Dans le fatras d’informations à la fois complexes et outrancièrement simplifiées qui nous est délivré tous les jours, il existe un fil rouge : ce serait redoutablement difficile de revenir à l’équilibre des comptes de la sécurité sociale. Il faudrait adopter des lois tortueuses, avec des majorités inatteignables, et il faudrait des débats interminables à l’Assemblée Nationale pour y parvenir.

Cette impression, largement entretenue par la caste pour justifier son immobilisme et sa passivité, est pourtant tout sauf vraie. Dans la pratique, le retour à l’équilibre des comptes peut tout à fait se passer de loi, et d’ailleurs… il ne peut probablement pas passer par la loi.

Pour bien comprendre ces propositions que certains jugeront provocatrices, il suffit d’avoir en tête deux points essentiels :

1 – la loi de financement de la sécurité sociale ne fixe pas les recettes et les dépenses de la sécurité sociale, mais seulement les objectifs de recettes et de dépenses. C’est une différence fondamentale avec la loi de finances de l’Etat.
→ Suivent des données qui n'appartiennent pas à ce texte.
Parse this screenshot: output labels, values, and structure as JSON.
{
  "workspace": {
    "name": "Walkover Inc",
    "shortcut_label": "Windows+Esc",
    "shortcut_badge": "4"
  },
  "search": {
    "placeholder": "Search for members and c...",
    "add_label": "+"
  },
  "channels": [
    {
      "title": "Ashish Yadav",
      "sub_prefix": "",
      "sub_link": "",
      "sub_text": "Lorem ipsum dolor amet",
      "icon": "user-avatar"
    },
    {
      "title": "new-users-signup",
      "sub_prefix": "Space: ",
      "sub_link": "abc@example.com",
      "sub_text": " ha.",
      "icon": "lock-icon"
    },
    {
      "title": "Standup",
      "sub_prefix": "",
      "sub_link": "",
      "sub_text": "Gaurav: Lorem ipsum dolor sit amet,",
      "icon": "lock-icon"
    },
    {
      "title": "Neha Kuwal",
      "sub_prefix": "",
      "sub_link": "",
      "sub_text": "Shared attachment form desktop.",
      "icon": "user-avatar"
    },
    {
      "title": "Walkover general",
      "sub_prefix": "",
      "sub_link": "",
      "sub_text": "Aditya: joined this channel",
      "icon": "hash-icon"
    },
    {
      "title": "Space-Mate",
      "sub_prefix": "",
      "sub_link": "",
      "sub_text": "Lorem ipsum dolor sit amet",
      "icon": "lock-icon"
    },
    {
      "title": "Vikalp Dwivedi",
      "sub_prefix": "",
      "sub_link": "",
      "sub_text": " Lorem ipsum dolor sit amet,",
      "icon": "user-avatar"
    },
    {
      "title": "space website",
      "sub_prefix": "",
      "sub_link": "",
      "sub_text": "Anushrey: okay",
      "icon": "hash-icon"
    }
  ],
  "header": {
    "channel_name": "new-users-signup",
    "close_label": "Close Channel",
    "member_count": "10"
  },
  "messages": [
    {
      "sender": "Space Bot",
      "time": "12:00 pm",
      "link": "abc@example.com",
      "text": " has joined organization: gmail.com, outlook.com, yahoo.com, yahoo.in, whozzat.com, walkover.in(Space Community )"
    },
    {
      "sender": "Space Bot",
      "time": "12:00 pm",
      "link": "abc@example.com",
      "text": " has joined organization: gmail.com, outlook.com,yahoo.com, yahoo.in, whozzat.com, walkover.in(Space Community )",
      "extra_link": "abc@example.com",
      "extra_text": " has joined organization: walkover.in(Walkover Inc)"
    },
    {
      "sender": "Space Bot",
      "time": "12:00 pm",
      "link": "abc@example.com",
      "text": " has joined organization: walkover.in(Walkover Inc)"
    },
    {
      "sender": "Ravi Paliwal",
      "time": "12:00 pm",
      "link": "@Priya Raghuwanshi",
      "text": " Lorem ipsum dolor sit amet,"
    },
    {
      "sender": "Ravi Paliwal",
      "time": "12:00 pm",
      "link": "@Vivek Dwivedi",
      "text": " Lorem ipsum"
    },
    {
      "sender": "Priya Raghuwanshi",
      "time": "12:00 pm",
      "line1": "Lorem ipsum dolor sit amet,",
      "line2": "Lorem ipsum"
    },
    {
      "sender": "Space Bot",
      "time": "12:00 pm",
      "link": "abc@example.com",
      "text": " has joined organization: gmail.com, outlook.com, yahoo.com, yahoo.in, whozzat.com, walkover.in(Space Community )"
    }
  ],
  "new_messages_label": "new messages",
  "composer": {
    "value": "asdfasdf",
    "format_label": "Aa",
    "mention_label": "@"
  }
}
Dans le cas ce la loi de finances de l’Etat (en principe, évidemment, on ne parle pas ici des dérives importantes de la période actuelle), lorsque les crédits votés sont consommés, on ferme le robinet. C’est la fameuse blague des administrations qui arrêtent de payer leurs factures de téléphone fin octobre parce que l’argent manque, et qui font de la cavalerie permanente avec Orange : quand il n’y a plus d’argent, on arrête les frais.

Dans le cas de la sécurité sociale, personne n’imagine un monde où, fin octobre, on arrêterait d’opérer les cancers faute d’argent (là encore, je parle des principes, car des dérives de plus en plus fréquentes conduisent à des renoncements arbitraires de soigner). La loi fixe donc des objectifs, mais ceux-ci ne sont pas contraignants comme pour les comptes de l’Etat.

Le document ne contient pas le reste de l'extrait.